Cohen & Steers carefully analyzes the REITs that are included in their index, stating that it’s more important than ever to identify the companies that have the best position in their ownership of real estate, as well as their management track record and position in the marketplace.

“When you look at ETFs, most are indexed to a certain benchmark and you get 200-plus securities that may or may not exhibit those outstanding characteristics,” Ialeggio says.

What Cohen & Steers aims to do is identify the top 75 global real estate companies that will benefit from the economic recovery and lead the real estate market forward.

Some of the qualities they look for in such companies are their ability to tap equity markets to take advantage of distressed opportunities. “The market leaders are able to act more quickly to take advantage of opportunities,” says Ialeggio.

Cohen & Steers isn’t just researching international REITs from a computer in New York, either. “When we evaluate real estate companies to invest in, we’re actually going to these places,” says Ialeggio.

Analysts go into the buildings, look at cash flows and evaluate the economic climate of the area.

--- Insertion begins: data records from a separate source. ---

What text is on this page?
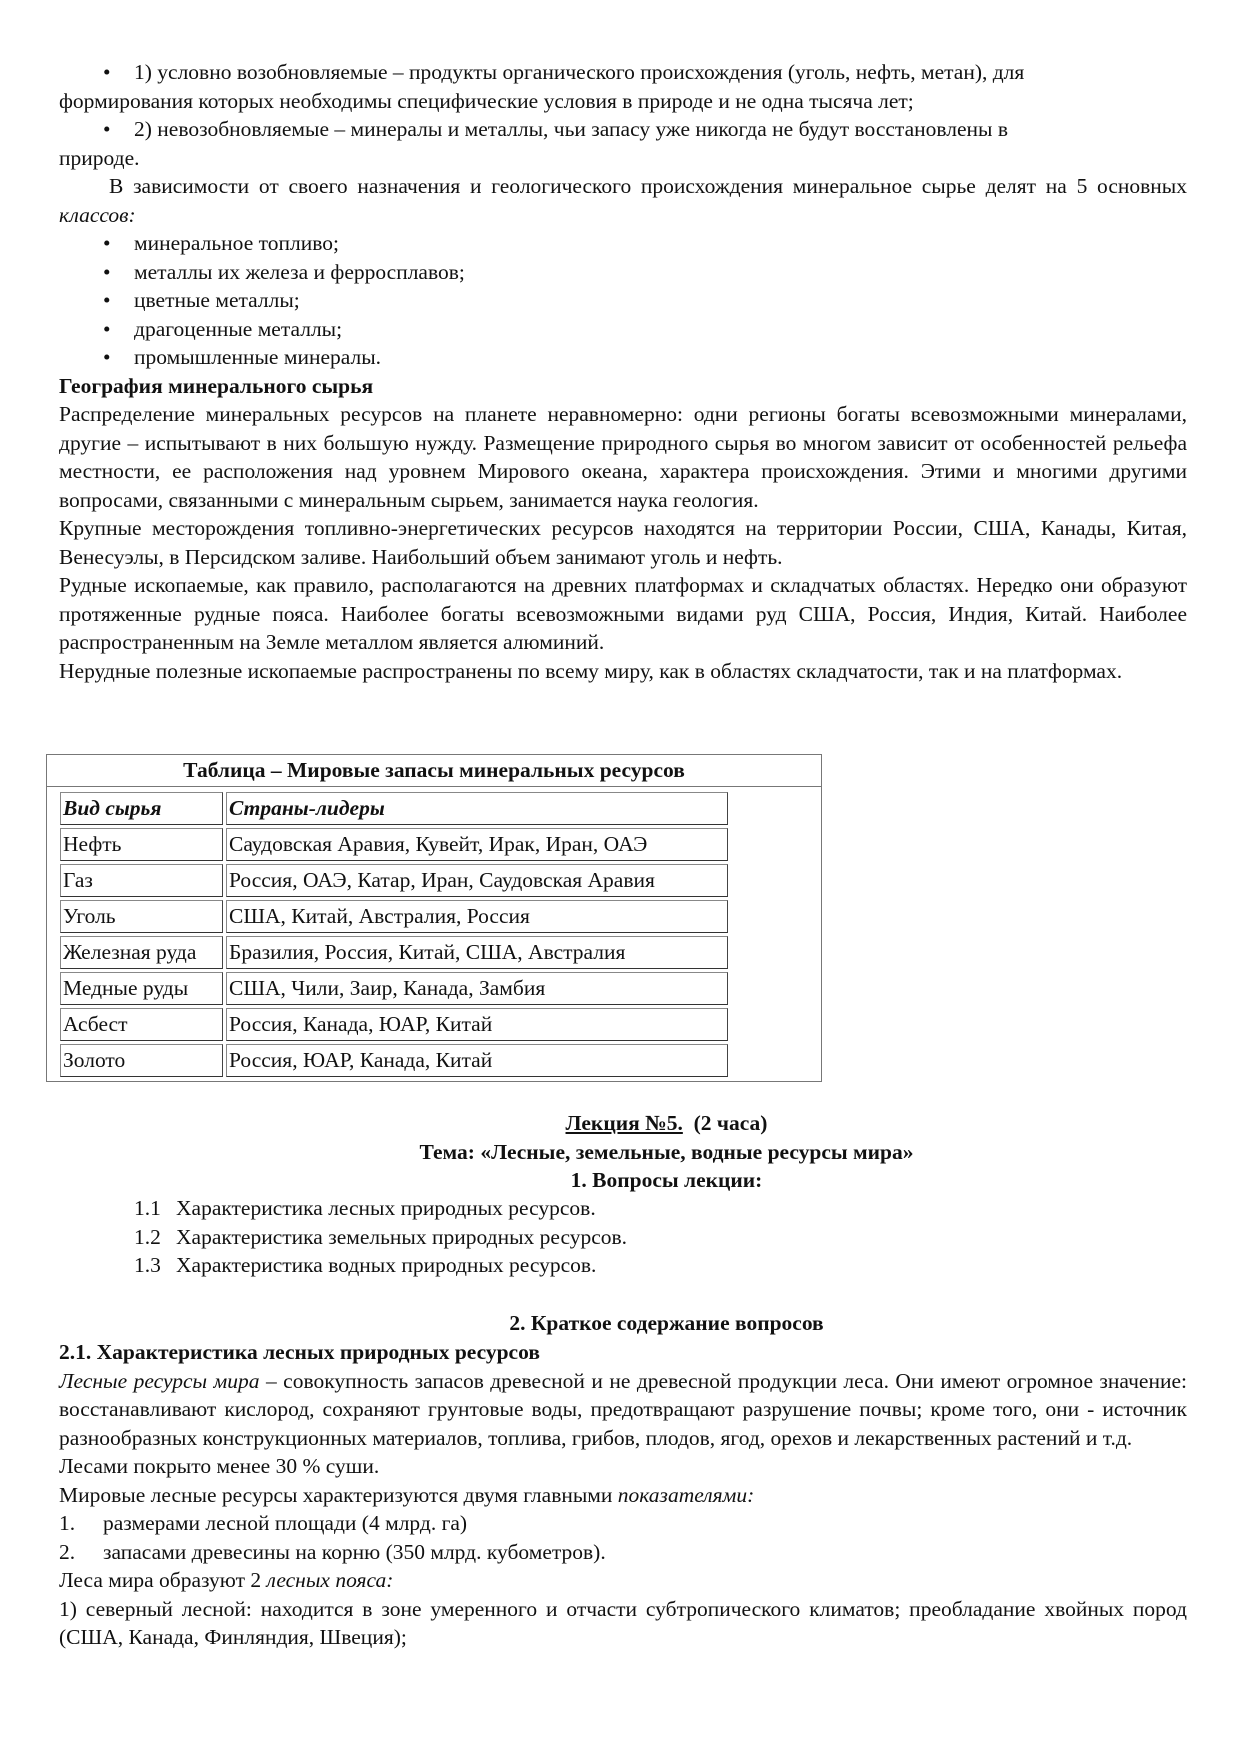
• 1) условно возобновляемые – продукты органического происхождения (уголь, нефть, метан), для
формирования которых необходимы специфические условия в природе и не одна тысяча лет;
• 2) невозобновляемые – минералы и металлы, чьи запасу уже никогда не будут восстановлены в
природе.

В зависимости от своего назначения и геологического происхождения минеральное сырье делят на 5 основных классов:

• минеральное топливо;
• металлы их железа и ферросплавов;
• цветные металлы;
• драгоценные металлы;
• промышленные минералы.
География минерального сырья

Распределение минеральных ресурсов на планете неравномерно: одни регионы богаты всевозможными минералами, другие – испытывают в них большую нужду. Размещение природного сырья во многом зависит от особенностей рельефа местности, ее расположения над уровнем Мирового океана, характера происхождения. Этими и многими другими вопросами, связанными с минеральным сырьем, занимается наука геология.

Крупные месторождения топливно-энергетических ресурсов находятся на территории России, США, Канады, Китая, Венесуэлы, в Персидском заливе. Наибольший объем занимают уголь и нефть.

Рудные ископаемые, как правило, располагаются на древних платформах и складчатых областях. Нередко они образуют протяженные рудные пояса. Наиболее богаты всевозможными видами руд США, Россия, Индия, Китай. Наиболее распространенным на Земле металлом является алюминий.

Нерудные полезные ископаемые распространены по всему миру, как в областях складчатости, так и на платформах.

Таблица – Мировые запасы минеральных ресурсов
Вид сырья	Страны-лидеры
Нефть	Саудовская Аравия, Кувейт, Ирак, Иран, ОАЭ
Газ	Россия, ОАЭ, Катар, Иран, Саудовская Аравия
Уголь	США, Китай, Австралия, Россия
Железная руда	Бразилия, Россия, Китай, США, Австралия
Медные руды	США, Чили, Заир, Канада, Замбия
Асбест	Россия, Канада, ЮАР, Китай
Золото	Россия, ЮАР, Канада, Китай
Лекция №5. (2 часа)
Тема: «Лесные, земельные, водные ресурсы мира»
1. Вопросы лекции:
1.1 Характеристика лесных природных ресурсов.
1.2 Характеристика земельных природных ресурсов.
1.3 Характеристика водных природных ресурсов.
2. Краткое содержание вопросов
2.1. Характеристика лесных природных ресурсов

Лесные ресурсы мира – совокупность запасов древесной и не древесной продукции леса. Они имеют огромное значение: восстанавливают кислород, сохраняют грунтовые воды, предотвращают разрушение почвы; кроме того, они - источник разнообразных конструкционных материалов, топлива, грибов, плодов, ягод, орехов и лекарственных растений и т.д.

Лесами покрыто менее 30 % суши.

Мировые лесные ресурсы характеризуются двумя главными показателями:

1. размерами лесной площади (4 млрд. га)
2. запасами древесины на корню (350 млрд. кубометров).

Леса мира образуют 2 лесных пояса:

1) северный лесной: находится в зоне умеренного и отчасти субтропического климатов; преобладание хвойных пород (США, Канада, Финляндия, Швеция);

Because economic growth around the world is happening at different rates, Ialeggio says the approach is especially timely.

“It’s not a one-size-fits-all approach that will win going forward,” he says. “We’re trying to tailor our strategy for a market that’s growing.”

REITs and Dividends

REITs are required to distribute 90% of their taxable income to investors in order to have REIT status, which is one of the reasons they’re so appealing to investors.

Overseas, the same basic idea holds, though the tax rules may differ slightly. The requirement to pay out such income overseas can range from 70%-90%, says Ted Valenti, senior product manager at Cohen & Steers.

Payout ratios are another front on which REITs are improving. At the height of the financial crisis, says Ialeggio, ratios were the lowest they had ever been. These days, they’re coming back to where they have historically been.

Ialeggio says that Cohen & Steers’ forecast for the next decade is approaching 10% dividend growth per year.

“The dividend growth has always been a big part of the total return story that makes REITs attractive.”

Other global real estate funds include SPDR DJ Wilshire Global Real Estate (NYSEArca: RWO) and First Trust EPRA/NAREIT Global Real Estate Fund (NYSEArca: FFR). For investors seeking non-U.S. exposure, international real estate funds include SPDR Dow Jones International Real Estate (NYSEArca: RWX) and WisdomTree International Real Estate (NYSEArca: DRW).

All five funds share similar characteristics, though GRI’s 75 holdings is more selective compared to the others, which include between 119 and 263 holdings.